What is the relationship between Durable Goods Orders and Industrial Production?+

Durable Goods Orders and Industrial Production are connected through shared asset class exposure with different factor tilts. When the underlying asset class shifts, both respond, though with different sensitivities and at different speeds. The spread between Durable Goods Orders and Industrial Production captures the specific macro signal that flows through this relationship.

When does Durable Goods Orders typically lead Industrial Production?+

Durable Goods Orders tends to lead Industrial Production during rotation episodes between the two factor exposures. In those periods, moves in Durable Goods Orders precede corresponding moves in Industrial Production by days to weeks, depending on the transmission channel and the depth of each market.

How are Durable Goods Orders and Industrial Production historically correlated?+

Long-run correlation between Durable Goods Orders and Industrial Production varies by regime. Peers in the same asset class are highly correlated in direction, with the spread reflecting factor tilts and rotation dynamics. The correlation is not stable: it shifts with macro conditions, and the periods when it breaks down are often the most informative moments in the Durable Goods Orders-Industrial Production relationship.

What macro conditions drive divergence between Durable Goods Orders and Industrial Production?+

Divergence between Durable Goods Orders and Industrial Production typically arises from index reconstitution, mega-cap earnings surprises, or liquidity differences between the peers. When one asset's idiosyncratic drivers dominate, the spread moves in ways that the common macro story does not predict, which is usually a signal to look more carefully at the specific drivers at work in Durable Goods Orders or Industrial Production.
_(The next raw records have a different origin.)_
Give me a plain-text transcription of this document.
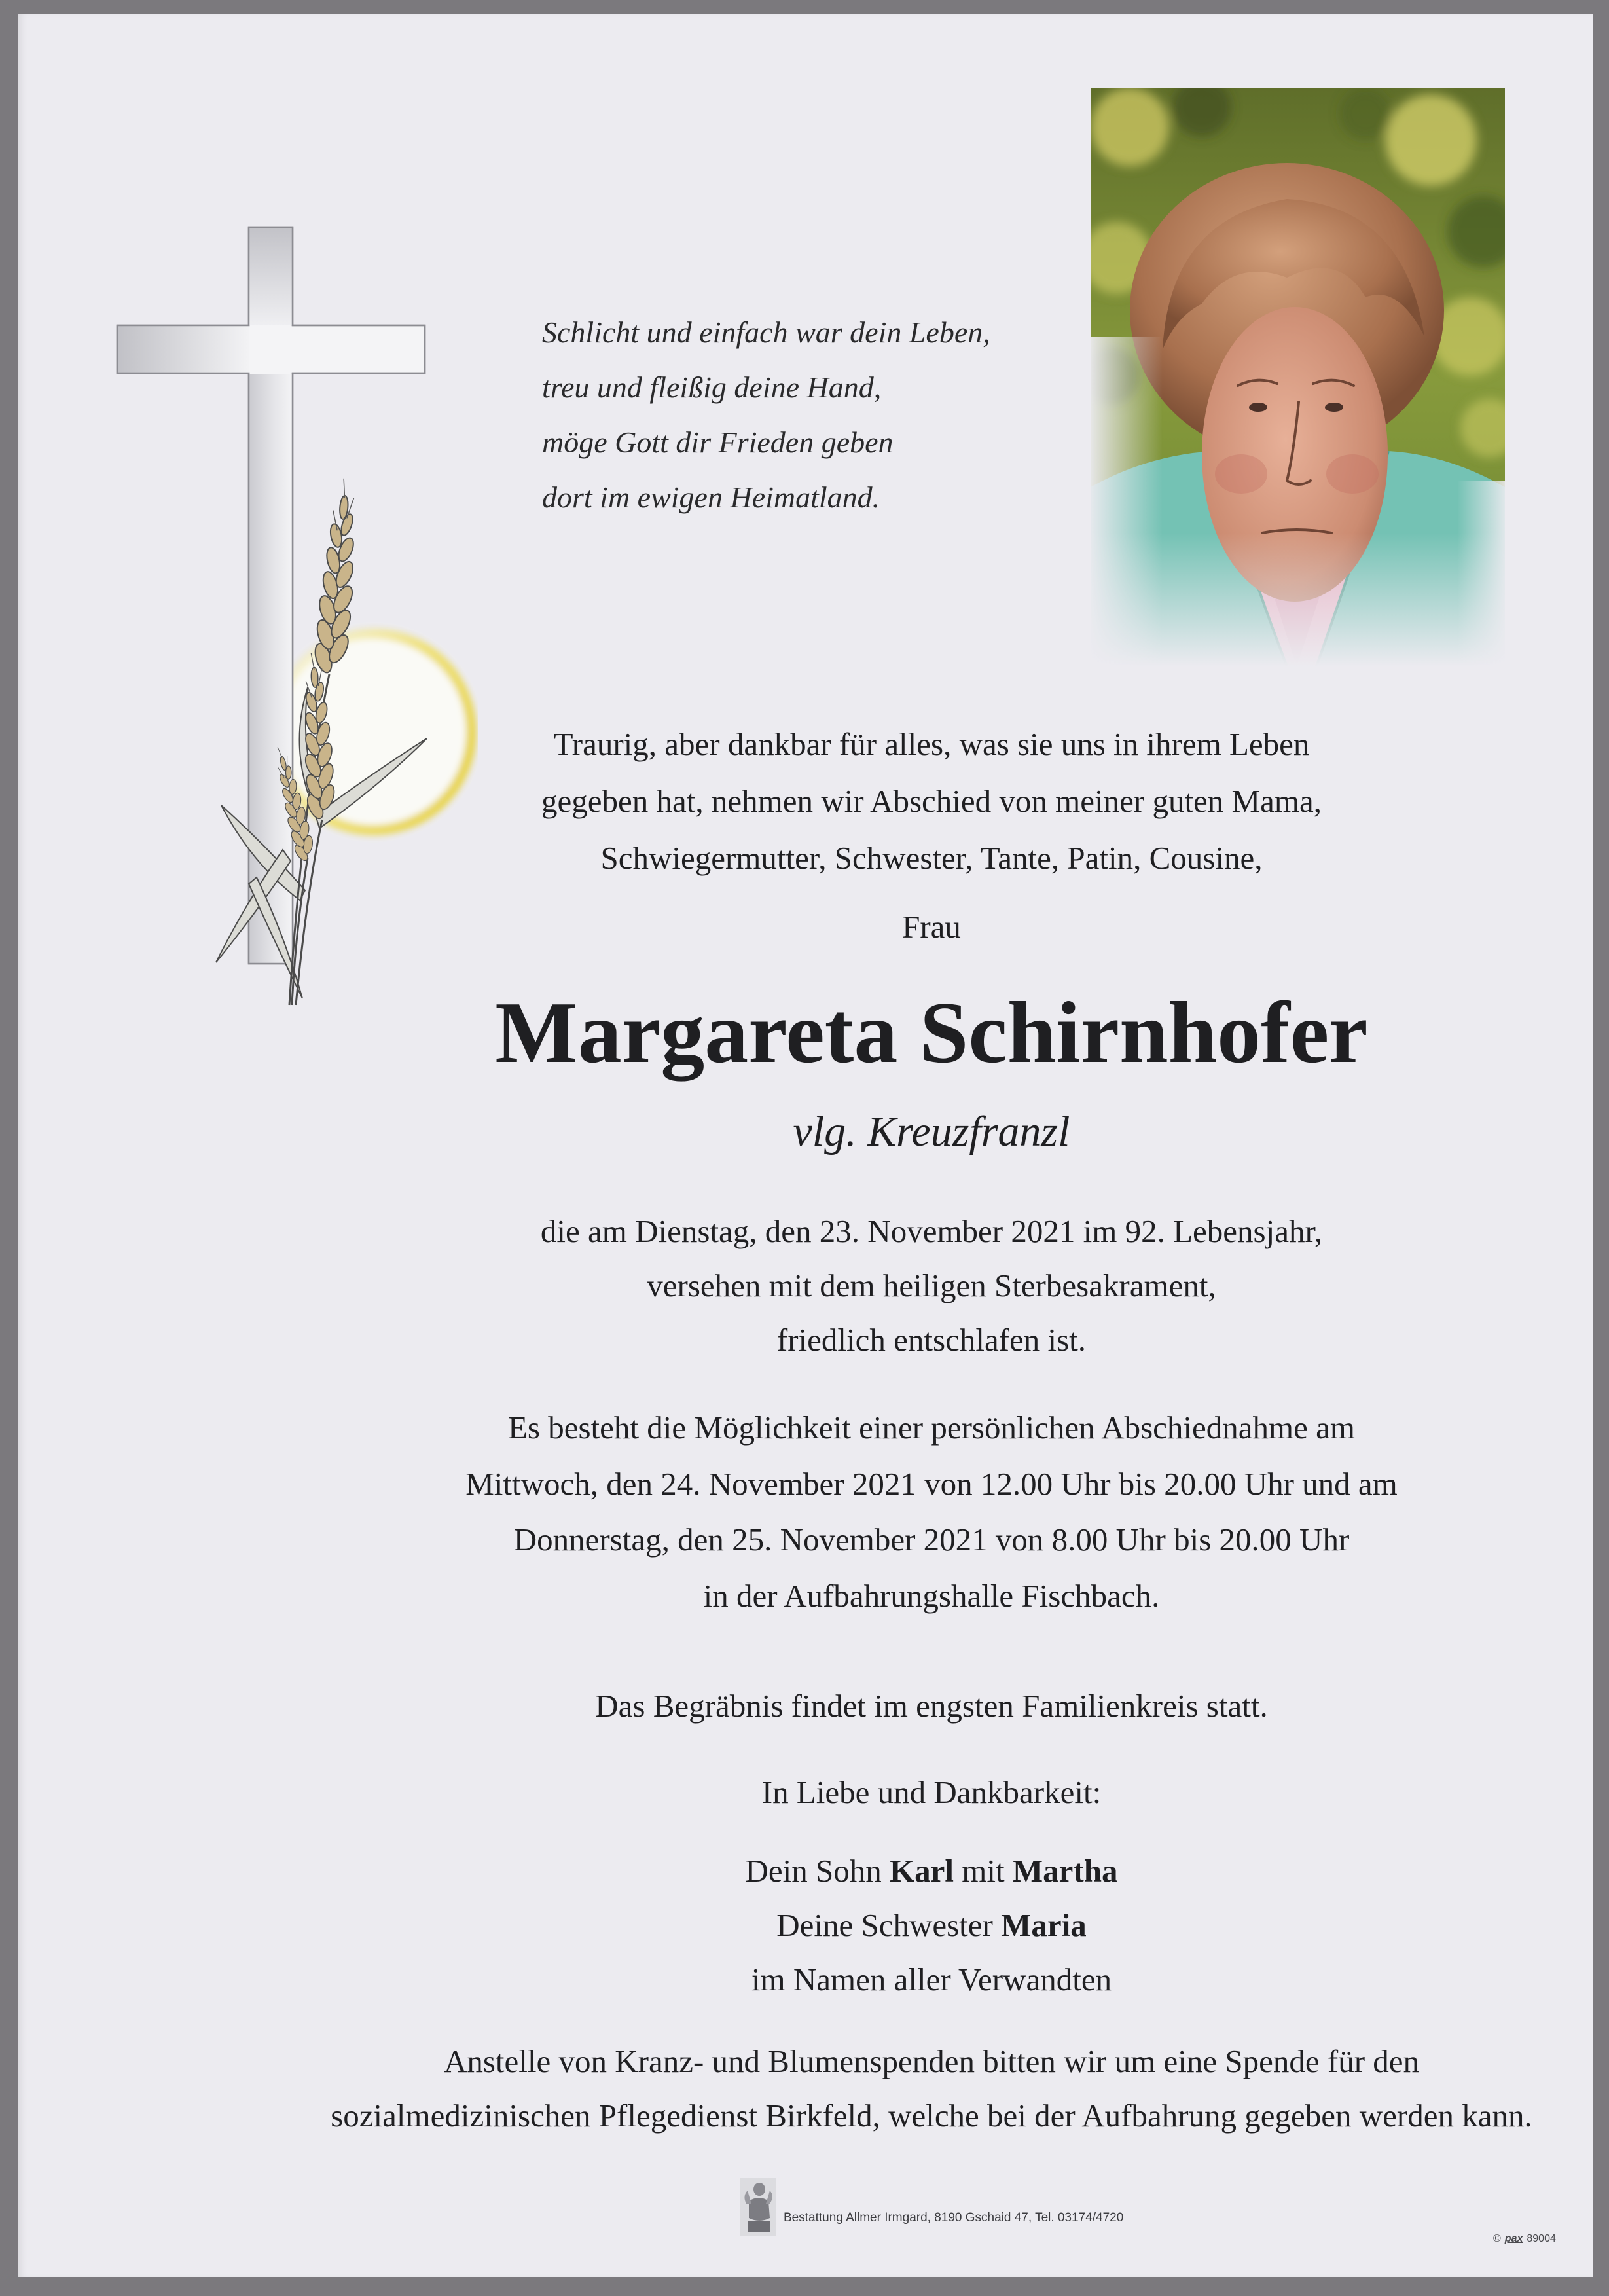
Schlicht und einfach war dein Leben,
treu und fleißig deine Hand,
möge Gott dir Frieden geben
dort im ewigen Heimatland.
Traurig, aber dankbar für alles, was sie uns in ihrem Leben
gegeben hat, nehmen wir Abschied von meiner guten Mama,
Schwiegermutter, Schwester, Tante, Patin, Cousine,
Frau
Margareta Schirnhofer
vlg. Kreuzfranzl
die am Dienstag, den 23. November 2021 im 92. Lebensjahr,
versehen mit dem heiligen Sterbesakrament,
friedlich entschlafen ist.
Es besteht die Möglichkeit einer persönlichen Abschiednahme am
Mittwoch, den 24. November 2021 von 12.00 Uhr bis 20.00 Uhr und am
Donnerstag, den 25. November 2021 von 8.00 Uhr bis 20.00 Uhr
in der Aufbahrungshalle Fischbach.
Das Begräbnis findet im engsten Familienkreis statt.
In Liebe und Dankbarkeit:
Dein Sohn Karl mit Martha
Deine Schwester Maria
im Namen aller Verwandten
Anstelle von Kranz- und Blumenspenden bitten wir um eine Spende für den
sozialmedizinischen Pflegedienst Birkfeld, welche bei der Aufbahrung gegeben werden kann.
Bestattung Allmer Irmgard, 8190 Gschaid 47, Tel. 03174/4720
© pax 89004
Is Durable Goods Orders a hedge for Industrial Production?+

Peers like Durable Goods Orders and Industrial Production do not hedge each other; both rise or fall with the shared asset class, and using the pair as a spread trade is different from using it as a hedge. Effective hedging requires matching the hedge to the specific risk being protected, and the Durable Goods Orders-Industrial Production pair is best stress-tested under scenarios the investor most worries about before being sized into a real portfolio.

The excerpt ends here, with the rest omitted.